Rolex, the Geneva-based watch company founded in 1905, has named a new CEO. Jean-Frédéric Dufour has formerly been the CEO of Zenith, and will take over the leadership of Rolex at “a date still to be determined,” according to the watch company in a press release. The company’s current CEO, Gian Riccardo Marini, will step down when Dufour begins the position.
Since 2009, Dufour has been the CEO for Zenith, a company that has experienced recent successes, such as sponsoring the fastest man in the world competition in 2012.
Dufour will become the fourth CEO of Rolex since 2008 and will replace Marini, who has held the position since May 2011.
Rolex is the leading watch company in the world. Its crown logo is recognized globally as a symbol of excellence and craftsmanship. The company originated in London and later moved to Geneva, Switzerland, a central location for many watch and jewelry companies.
A CEO is the top executive manager of a corporation and reports to a board of directors or other entity to lead changes in company’s decisions, with responsibility to stock holders and oter interested parties.
Dufour is considered to be a youthful influence in business due to his comparatively young age. He is 45 years old, which means his leadership may more readily connect with a younger generation, and still link to the older age groups that have anchored the watch companies client base.
Dufour was also reportedly taught business strategy by none other than Jean-Claude Biver, who is well-known for his previous role as a successful CEO of the watch brand Hublot.
Dufour’s experience with technology will give him the insight of modern trends and digital influences to a classic and traditional luxury brand, and an egalitarian understanding of consumer product production that may expand Rolex’s role to a broader appeal.

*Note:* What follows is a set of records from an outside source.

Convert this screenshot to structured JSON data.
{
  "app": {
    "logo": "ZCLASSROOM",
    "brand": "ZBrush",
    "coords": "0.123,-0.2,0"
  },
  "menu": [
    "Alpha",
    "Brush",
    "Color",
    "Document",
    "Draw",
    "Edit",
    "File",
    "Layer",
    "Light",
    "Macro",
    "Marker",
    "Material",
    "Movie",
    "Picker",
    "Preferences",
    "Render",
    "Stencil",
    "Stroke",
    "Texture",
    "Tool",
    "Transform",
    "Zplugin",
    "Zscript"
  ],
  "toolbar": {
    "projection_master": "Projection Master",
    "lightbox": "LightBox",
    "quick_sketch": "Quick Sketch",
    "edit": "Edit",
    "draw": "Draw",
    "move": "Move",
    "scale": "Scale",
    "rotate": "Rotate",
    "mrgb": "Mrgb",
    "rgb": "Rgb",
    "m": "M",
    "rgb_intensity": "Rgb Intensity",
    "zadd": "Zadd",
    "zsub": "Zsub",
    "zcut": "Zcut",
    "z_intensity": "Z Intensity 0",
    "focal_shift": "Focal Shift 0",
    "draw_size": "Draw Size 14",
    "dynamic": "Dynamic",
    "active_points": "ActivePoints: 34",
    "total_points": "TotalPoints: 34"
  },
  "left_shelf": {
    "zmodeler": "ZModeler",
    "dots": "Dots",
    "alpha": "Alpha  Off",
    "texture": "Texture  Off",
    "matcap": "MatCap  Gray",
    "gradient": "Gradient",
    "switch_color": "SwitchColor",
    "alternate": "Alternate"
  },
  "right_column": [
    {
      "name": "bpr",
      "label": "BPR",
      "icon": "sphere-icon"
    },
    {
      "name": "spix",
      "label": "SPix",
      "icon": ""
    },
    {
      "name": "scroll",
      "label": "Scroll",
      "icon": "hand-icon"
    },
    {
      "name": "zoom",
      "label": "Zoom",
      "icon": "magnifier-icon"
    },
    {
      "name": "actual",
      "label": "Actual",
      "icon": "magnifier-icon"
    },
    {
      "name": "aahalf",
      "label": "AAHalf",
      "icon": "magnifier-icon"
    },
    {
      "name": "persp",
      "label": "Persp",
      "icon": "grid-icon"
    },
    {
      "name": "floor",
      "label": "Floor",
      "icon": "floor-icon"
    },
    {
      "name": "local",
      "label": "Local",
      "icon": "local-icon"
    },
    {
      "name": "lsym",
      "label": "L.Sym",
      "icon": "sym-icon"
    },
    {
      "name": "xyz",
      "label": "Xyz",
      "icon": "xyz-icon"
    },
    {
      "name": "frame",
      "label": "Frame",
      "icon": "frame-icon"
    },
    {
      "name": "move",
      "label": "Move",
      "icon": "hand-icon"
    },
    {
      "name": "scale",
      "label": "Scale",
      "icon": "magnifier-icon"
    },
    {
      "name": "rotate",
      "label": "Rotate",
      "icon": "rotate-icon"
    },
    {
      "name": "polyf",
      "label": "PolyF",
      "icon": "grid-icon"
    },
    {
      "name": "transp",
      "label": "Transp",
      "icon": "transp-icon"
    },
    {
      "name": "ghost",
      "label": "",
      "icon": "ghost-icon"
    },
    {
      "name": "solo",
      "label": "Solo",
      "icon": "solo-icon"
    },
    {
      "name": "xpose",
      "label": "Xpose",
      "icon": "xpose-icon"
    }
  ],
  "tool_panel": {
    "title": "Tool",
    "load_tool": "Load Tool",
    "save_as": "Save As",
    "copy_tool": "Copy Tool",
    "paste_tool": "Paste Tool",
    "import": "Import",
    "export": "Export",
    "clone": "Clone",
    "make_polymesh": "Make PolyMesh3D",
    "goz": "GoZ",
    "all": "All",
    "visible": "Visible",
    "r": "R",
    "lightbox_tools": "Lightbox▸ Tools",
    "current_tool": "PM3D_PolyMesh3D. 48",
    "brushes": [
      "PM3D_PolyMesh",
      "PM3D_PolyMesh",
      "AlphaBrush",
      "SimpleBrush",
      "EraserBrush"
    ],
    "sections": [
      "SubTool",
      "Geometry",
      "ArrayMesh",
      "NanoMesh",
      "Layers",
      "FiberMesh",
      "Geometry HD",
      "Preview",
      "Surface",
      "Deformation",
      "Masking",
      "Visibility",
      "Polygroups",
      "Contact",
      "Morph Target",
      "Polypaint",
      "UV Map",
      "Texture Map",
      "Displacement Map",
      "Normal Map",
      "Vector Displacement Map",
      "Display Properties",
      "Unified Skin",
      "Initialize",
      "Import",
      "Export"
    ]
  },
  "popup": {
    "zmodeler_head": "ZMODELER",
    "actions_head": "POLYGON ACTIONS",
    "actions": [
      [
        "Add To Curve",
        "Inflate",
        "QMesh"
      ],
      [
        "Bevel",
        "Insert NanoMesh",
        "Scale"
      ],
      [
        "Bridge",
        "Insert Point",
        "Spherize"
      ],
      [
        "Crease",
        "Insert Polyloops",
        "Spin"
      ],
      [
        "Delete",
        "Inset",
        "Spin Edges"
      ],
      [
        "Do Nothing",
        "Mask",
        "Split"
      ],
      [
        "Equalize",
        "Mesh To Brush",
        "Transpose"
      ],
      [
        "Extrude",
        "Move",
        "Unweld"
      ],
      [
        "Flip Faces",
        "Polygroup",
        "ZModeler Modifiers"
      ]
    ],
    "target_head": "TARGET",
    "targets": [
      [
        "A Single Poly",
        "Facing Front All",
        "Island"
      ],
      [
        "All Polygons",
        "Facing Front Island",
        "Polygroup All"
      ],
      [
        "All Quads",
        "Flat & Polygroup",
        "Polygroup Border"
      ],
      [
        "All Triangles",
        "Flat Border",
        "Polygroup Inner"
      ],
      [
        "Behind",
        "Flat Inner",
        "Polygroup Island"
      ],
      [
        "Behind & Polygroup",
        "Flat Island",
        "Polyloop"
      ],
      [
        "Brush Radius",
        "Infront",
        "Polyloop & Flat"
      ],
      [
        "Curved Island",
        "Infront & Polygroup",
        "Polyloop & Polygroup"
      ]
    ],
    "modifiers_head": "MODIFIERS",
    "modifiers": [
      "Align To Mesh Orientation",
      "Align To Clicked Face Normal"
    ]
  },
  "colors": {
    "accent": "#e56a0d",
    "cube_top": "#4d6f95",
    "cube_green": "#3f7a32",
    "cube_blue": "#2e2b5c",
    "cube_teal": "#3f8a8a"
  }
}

His expertise with watches at Hublot, and renowned youthful vigor will help him shoulder the significant responsibility of leading the world’s most renowned watch brand to further success. Many specialty watch and jewelry companies have survived during an uncertain economy due to the loyalty of customers, but also innovative and experienced leadership has adapted to the new and changing market. One approach is expanding the audience beyond luxury consumers by creating a more casual and accessible line of products that appeal to daily wear. Perhaps Dufour’s experience with Zenith will help him launch a worldwide appeal at various levels of consumerism to lift Rolex to new heights of success. He began to dream of a watch worn on the wrist.
Hans Wilsdorf founded Rolex and envisioned the watch on the wrist would become reliable and an exquisite jewelry piece. He accomplished his goal and more. Now Dufour will continue a long-standing tradition of leading the company into its next technological and design challenges with a team of expert innovators that have accomplished great things in the more than a century since the company’s founding. It will be interesting to see what happens next.